Mengingat pentingnya fungsi lamun terhadap keberadaan organisme invertebrata seperti bintang laut, maka praktik lapang ini dilakukan untuk mengetahui sejauh mana pengaruh kerapatan dan penutupan lamun terhadap keberadaan bintang laut yang berasosiasi dengan lamun di pulau Barrang Lompo Makassar.
1.2 Tujuan dan Kegunaan
Praktik lapang ini bertujuan untuk mengetahui pengaruh kerapatan dan penutupan lamun terhadap kelimpahan invertebrata yang berasosiasi dengan padang lamun. Kegunaan praktik lapang ini adalah untuk memahami cara perhitungan kerapatan dan penutupan lamun serta kelimpahan invertebrata. Diharapakan pula mahasiswa memahami hubungan timbal balik antar organisme serta antar organisme dan lingkungannya yang berlangsung dalam ekosistem padang lamun.
1.3 Ruang Lingkup
Ruang lingkup praktik lapang ini mencakup pengukuran kerapatan lamun, penutupan lamun, dan identifikasi invertebrata, serta perhitungan kelimpahan invertebrata yang berada di padang lamun. Pengukuran parameter lingkungan seperti salinitas, suhu, dan kecepatan arus sebagai faktor pendukung.

II TINJAUAN PUSTAKA
2.1 Definisi Lamun
Lamun merupakan bentangan tumbuhan berbiji tunggal (monokotil) dari kelas Angiospermae. Lamun adalah tumbuhan air yang berbunga (Spermatophyta) yang hidup dan tumbuh terbenam di lingkungan laut, berpembuluh, berdaun, berimpang, dan berakar. Keberadaan bunga dan buah ini adalah faktor utama yang membedakan lamun dengan jenis tumbuhan lainnya yang hidup terbenam dalam laut lainnya, seperti rumput laut (seaweed). Hamparan lamun sebagai ekosistem utama pada suatu kawasan pesisir disebut sebagai padang lamun (seagrass bed). Secara struktural lamun memiliki batang yang terbenam didalam tanah, disebut rhizoma atau rimpang. Rimpang dan akar lamun terbenam di dalam substrat yang membuat tumbuhan lamun dapat berdiri cukup kuat menghadapi ombak dan arus ( (Menez, et al. 1998).

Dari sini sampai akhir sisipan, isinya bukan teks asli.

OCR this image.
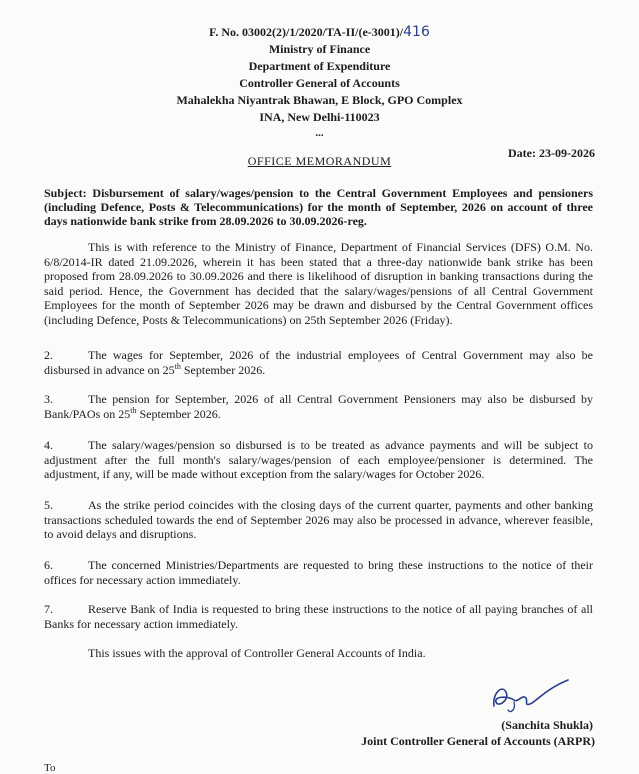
F. No. 03002(2)/1/2020/TA-II/(e-3001)/416
Ministry of Finance
Department of Expenditure
Controller General of Accounts
Mahalekha Niyantrak Bhawan, E Block, GPO Complex
INA, New Delhi-110023
...
Date: 23-09-2026
OFFICE MEMORANDUM
Subject: Disbursement of salary/wages/pension to the Central Government Employees and pensioners (including Defence, Posts & Telecommunications) for the month of September, 2026 on account of three days nationwide bank strike from 28.09.2026 to 30.09.2026-reg.
This is with reference to the Ministry of Finance, Department of Financial Services (DFS) O.M. No. 6/8/2014-IR dated 21.09.2026, wherein it has been stated that a three-day nationwide bank strike has been proposed from 28.09.2026 to 30.09.2026 and there is likelihood of disruption in banking transactions during the said period. Hence, the Government has decided that the salary/wages/pensions of all Central Government Employees for the month of September 2026 may be drawn and disbursed by the Central Government offices (including Defence, Posts & Telecommunications) on 25th September 2026 (Friday).
2.	The wages for September, 2026 of the industrial employees of Central Government may also be disbursed in advance on 25th September 2026.
3.	The pension for September, 2026 of all Central Government Pensioners may also be disbursed by Bank/PAOs on 25th September 2026.
4.	The salary/wages/pension so disbursed is to be treated as advance payments and will be subject to adjustment after the full month's salary/wages/pension of each employee/pensioner is determined. The adjustment, if any, will be made without exception from the salary/wages for October 2026.
5.	As the strike period coincides with the closing days of the current quarter, payments and other banking transactions scheduled towards the end of September 2026 may also be processed in advance, wherever feasible, to avoid delays and disruptions.
6.	The concerned Ministries/Departments are requested to bring these instructions to the notice of their offices for necessary action immediately.
7.	Reserve Bank of India is requested to bring these instructions to the notice of all paying branches of all Banks for necessary action immediately.
This issues with the approval of Controller General Accounts of India.
(Sanchita Shukla)
Joint Controller General of Accounts (ARPR)
To
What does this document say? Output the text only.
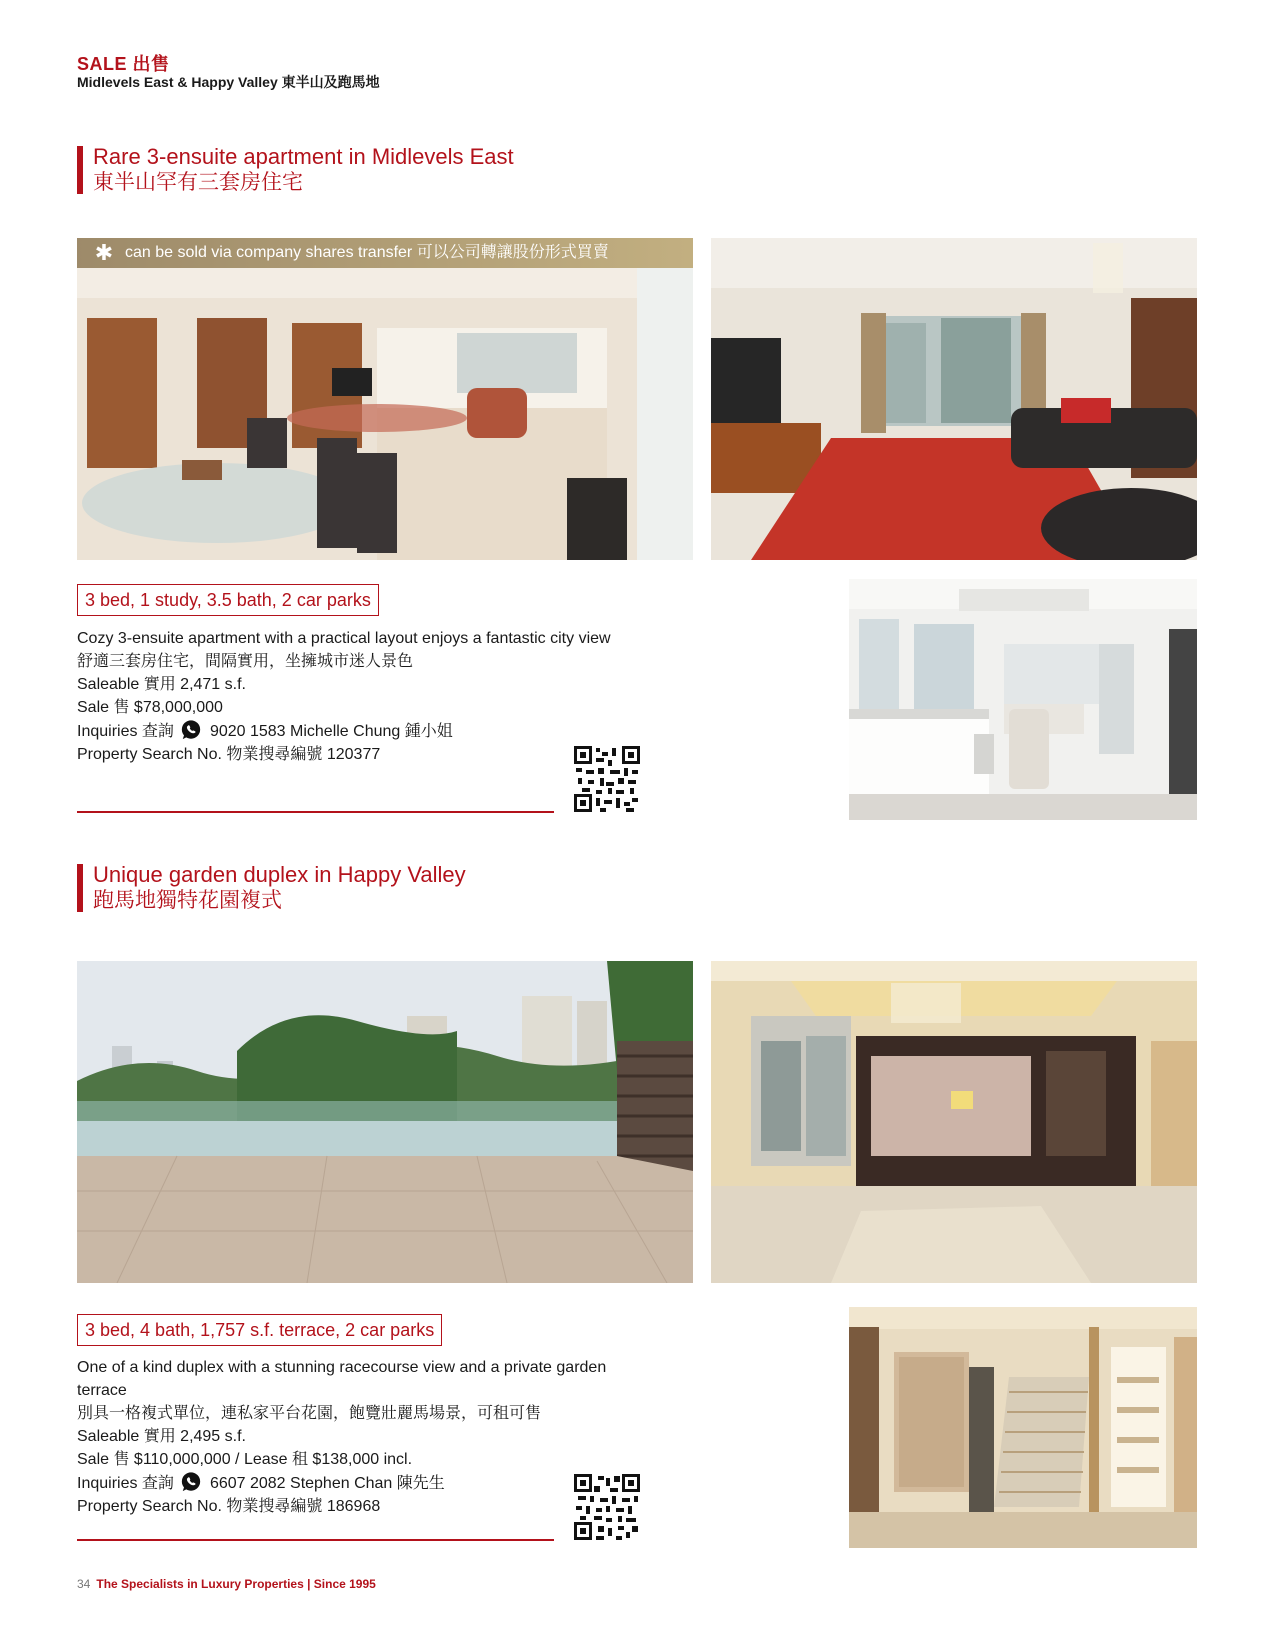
SALE 出售
Midlevels East & Happy Valley 東半山及跑馬地
Rare 3-ensuite apartment in Midlevels East
東半山罕有三套房住宅
✱ can be sold via company shares transfer 可以公司轉讓股份形式買賣
3 bed, 1 study, 3.5 bath, 2 car parks
Cozy 3-ensuite apartment with a practical layout enjoys a fantastic city view
舒適三套房住宅，間隔實用，坐擁城市迷人景色
Saleable 實用 2,471 s.f.
Sale 售 $78,000,000
Inquiries 查詢 9020 1583 Michelle Chung 鍾小姐
Property Search No. 物業搜尋編號 120377
Unique garden duplex in Happy Valley
跑馬地獨特花園複式
3 bed, 4 bath, 1,757 s.f. terrace, 2 car parks
One of a kind duplex with a stunning racecourse view and a private garden
terrace
別具一格複式單位，連私家平台花園，飽覽壯麗馬場景，可租可售
Saleable 實用 2,495 s.f.
Sale 售 $110,000,000 / Lease 租 $138,000 incl.
Inquiries 查詢 6607 2082 Stephen Chan 陳先生
Property Search No. 物業搜尋編號 186968
34 The Specialists in Luxury Properties | Since 1995
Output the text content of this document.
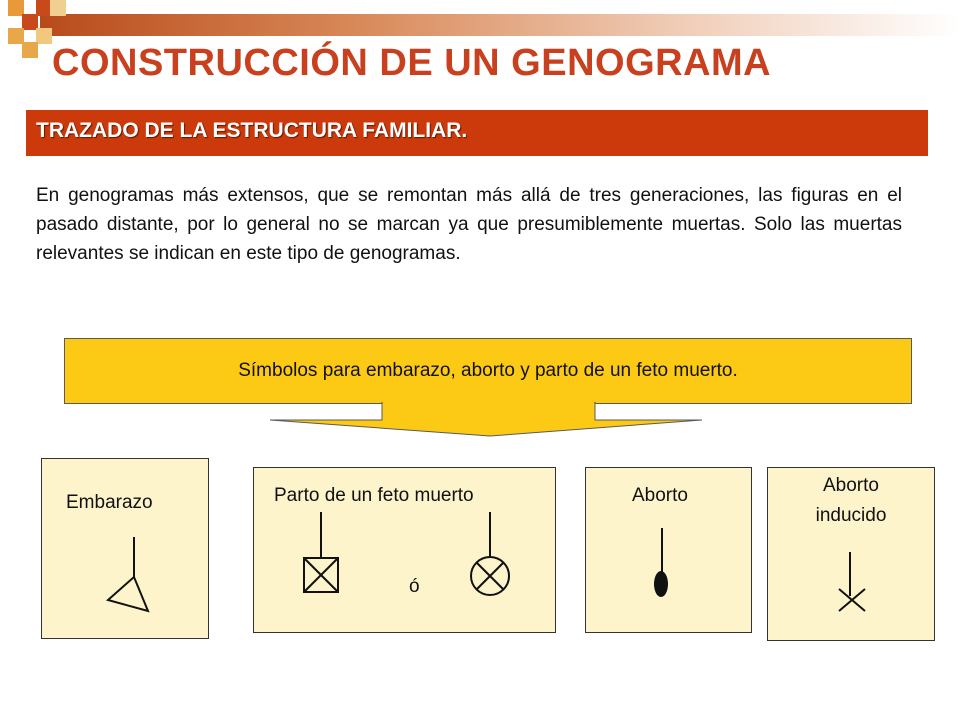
CONSTRUCCIÓN DE UN GENOGRAMA
TRAZADO DE LA ESTRUCTURA FAMILIAR.
En genogramas más extensos, que se remontan más allá de tres generaciones, las figuras en el pasado distante, por lo general no se marcan ya que presumiblemente muertas. Solo las muertas relevantes se indican en este tipo de genogramas.
Símbolos para embarazo, aborto y parto de un feto muerto.
Embarazo	Parto de un feto muerto
ó
Aborto	Aborto
inducido
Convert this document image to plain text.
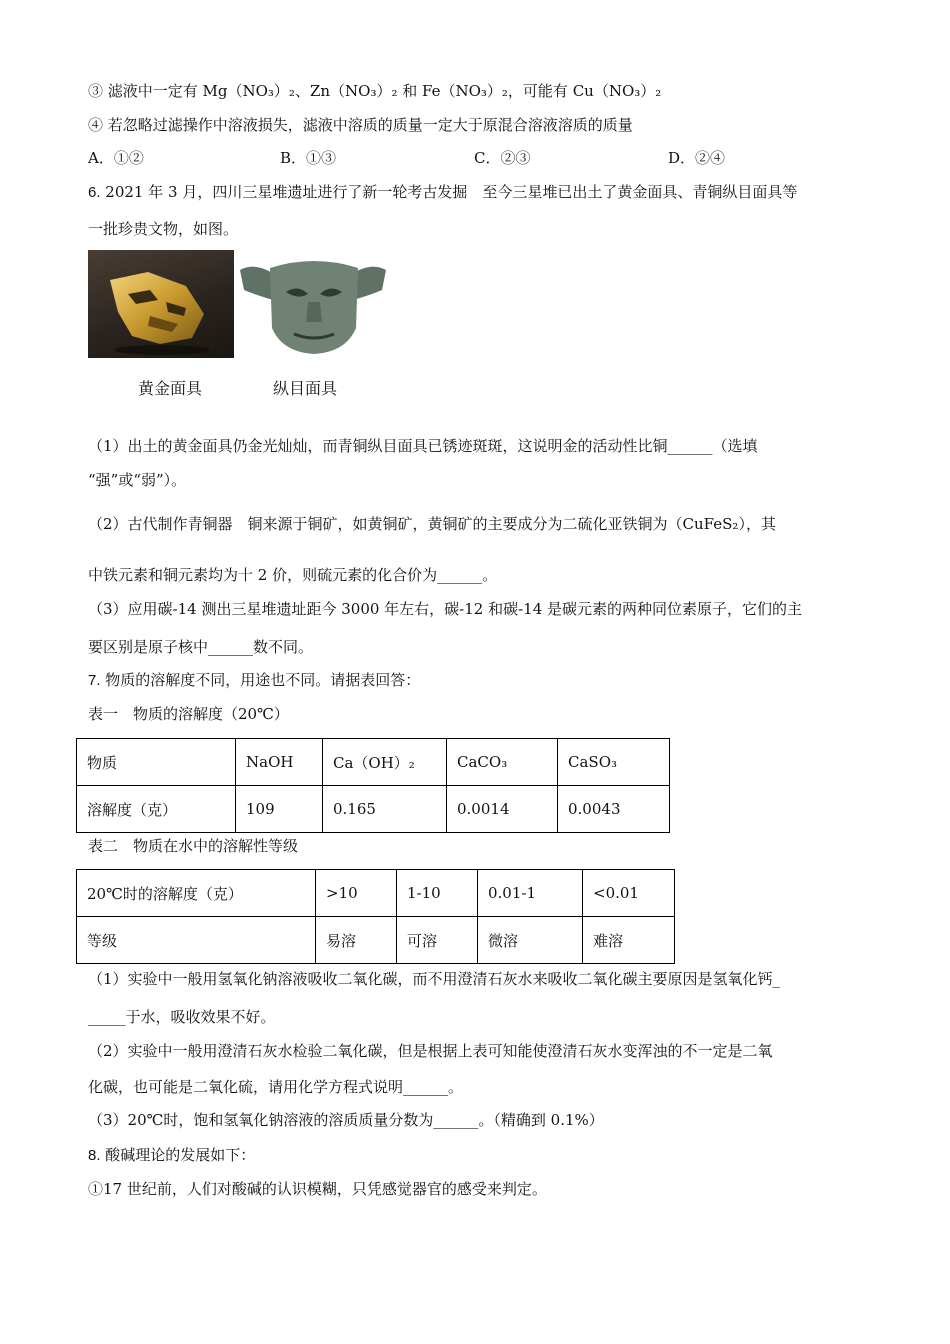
③ 滤液中一定有 Mg（NO₃）₂、Zn（NO₃）₂ 和 Fe（NO₃）₂，可能有 Cu（NO₃）₂
④ 若忽略过滤操作中溶液损失，滤液中溶质的质量一定大于原混合溶液溶质的质量
A．①②	B．①③	C．②③	D．②④
6. 2021 年 3 月，四川三星堆遗址进行了新一轮考古发掘　至今三星堆已出土了黄金面具、青铜纵目面具等
一批珍贵文物，如图。
黄金面具	纵目面具
（1）出土的黄金面具仍金光灿灿，而青铜纵目面具已锈迹斑斑，这说明金的活动性比铜______（选填
“强”或“弱”）。
（2）古代制作青铜器　铜来源于铜矿，如黄铜矿，黄铜矿的主要成分为二硫化亚铁铜为（CuFeS₂），其
中铁元素和铜元素均为十 2 价，则硫元素的化合价为______。
（3）应用碳-14 测出三星堆遗址距今 3000 年左右，碳-12 和碳-14 是碳元素的两种同位素原子，它们的主
要区别是原子核中______数不同。
7. 物质的溶解度不同，用途也不同。请据表回答：
表一　物质的溶解度（20℃）
物质	NaOH	Ca（OH）₂	CaCO₃	CaSO₃
溶解度（克）	109	0.165	0.0014	0.0043
表二　物质在水中的溶解性等级
20℃时的溶解度（克）	>10	1-10	0.01-1	<0.01
等级	易溶	可溶	微溶	难溶
（1）实验中一般用氢氧化钠溶液吸收二氧化碳，而不用澄清石灰水来吸收二氧化碳主要原因是氢氧化钙_
_____于水，吸收效果不好。
（2）实验中一般用澄清石灰水检验二氧化碳，但是根据上表可知能使澄清石灰水变浑浊的不一定是二氧
化碳，也可能是二氧化硫，请用化学方程式说明______。
（3）20℃时，饱和氢氧化钠溶液的溶质质量分数为______。（精确到 0.1%）
8. 酸碱理论的发展如下：
①17 世纪前，人们对酸碱的认识模糊，只凭感觉器官的感受来判定。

Lamun memiliki dua bentuk pembungaan, yakni monoecious (dimana bunga jantan dan betina berada pada satu individu) dan dioecious (dimana jantan dan betina berada pada individu yang berbeda). Penyerbukan terjadi melalui media air (penyerbukan hydrophyllous). Ekosistem lamun merupakan salah satu ekosistem di laut dangkal yang paling produktif (Azkab,1999).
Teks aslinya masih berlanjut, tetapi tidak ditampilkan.